Meet Baillie Gifford Prize Finalist Simon Schama
The author of Belonging on loving Tolstoy and being brave
The UK’s prestigious Baillie Gifford Prize, which seeks to honor the best of non-fiction every year, written by authors of any nationality, will announce its winner on November 16th. The winner, chosen from a shortlist of six, will receive a prize of £30,000; each shortlisted author will receive £1,000. In advance of the announcement, Literary Hub interviewed Simon Schama, whose book Belonging: the Story of the Jews, 1492-1900, a new history of the Jewish people, is shortlisted for the award.
What was the greatest hurdle for you in telling this story?

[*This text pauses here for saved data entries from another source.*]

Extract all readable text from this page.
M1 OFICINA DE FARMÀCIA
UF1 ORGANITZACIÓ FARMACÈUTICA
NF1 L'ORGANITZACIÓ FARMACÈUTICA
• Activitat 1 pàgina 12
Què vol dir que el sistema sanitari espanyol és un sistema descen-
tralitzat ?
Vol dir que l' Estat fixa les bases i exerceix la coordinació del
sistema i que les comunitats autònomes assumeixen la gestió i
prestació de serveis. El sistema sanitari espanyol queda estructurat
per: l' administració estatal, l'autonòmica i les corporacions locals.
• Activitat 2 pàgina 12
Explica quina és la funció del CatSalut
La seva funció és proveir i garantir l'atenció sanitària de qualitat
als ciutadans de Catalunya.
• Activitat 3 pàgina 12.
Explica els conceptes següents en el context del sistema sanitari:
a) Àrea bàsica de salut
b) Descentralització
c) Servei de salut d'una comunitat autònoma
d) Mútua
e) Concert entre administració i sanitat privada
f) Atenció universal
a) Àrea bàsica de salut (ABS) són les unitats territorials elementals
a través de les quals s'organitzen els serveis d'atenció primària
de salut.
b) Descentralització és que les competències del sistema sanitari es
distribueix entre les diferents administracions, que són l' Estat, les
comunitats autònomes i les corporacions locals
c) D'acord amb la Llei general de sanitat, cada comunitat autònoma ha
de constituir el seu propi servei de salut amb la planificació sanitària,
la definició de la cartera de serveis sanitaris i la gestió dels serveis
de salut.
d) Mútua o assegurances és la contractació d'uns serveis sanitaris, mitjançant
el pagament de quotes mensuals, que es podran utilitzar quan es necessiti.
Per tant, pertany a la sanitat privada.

The greatest hurdle was also what made the book important to write in the first place—the sheer diversity of Jewish experience—from Italy to Turkey, from Amsterdam to China and India and Yemen—and still making sure the essential motif of belonging—how do you belong to two communities at once—shone through.
Do you ever turn to fiction as a respite from the research-heavy world of nonfiction?
Fiction? Crucial. Tolstoy whenever possible, a bottomless well of inspiration and not just War and Peace; also Chekhov’s short stories, the 19th century greats—Flaubert and Stendhal. But it’s possible poetry is even more important for me as a non-fiction writer than fiction: the sheer hard clarity of perception, the economic miracle of those perceptions into tight language, cadence and line. All important for history.
What’s the best book you read this year?
Stefan Hertmans, War and Turpentine—stupendous in every way; David Grossman’s A Horse Walks into a Bar is also mind-blowingly brilliant.
What do you always want to talk about in interviews but never get to?
Never get enough time in interviews to talk about the literary form of writing about the past: it’s the heart of the matter.
What’s the best writing advice you’ve ever received?
The last thing my father said to me: “Be brave.”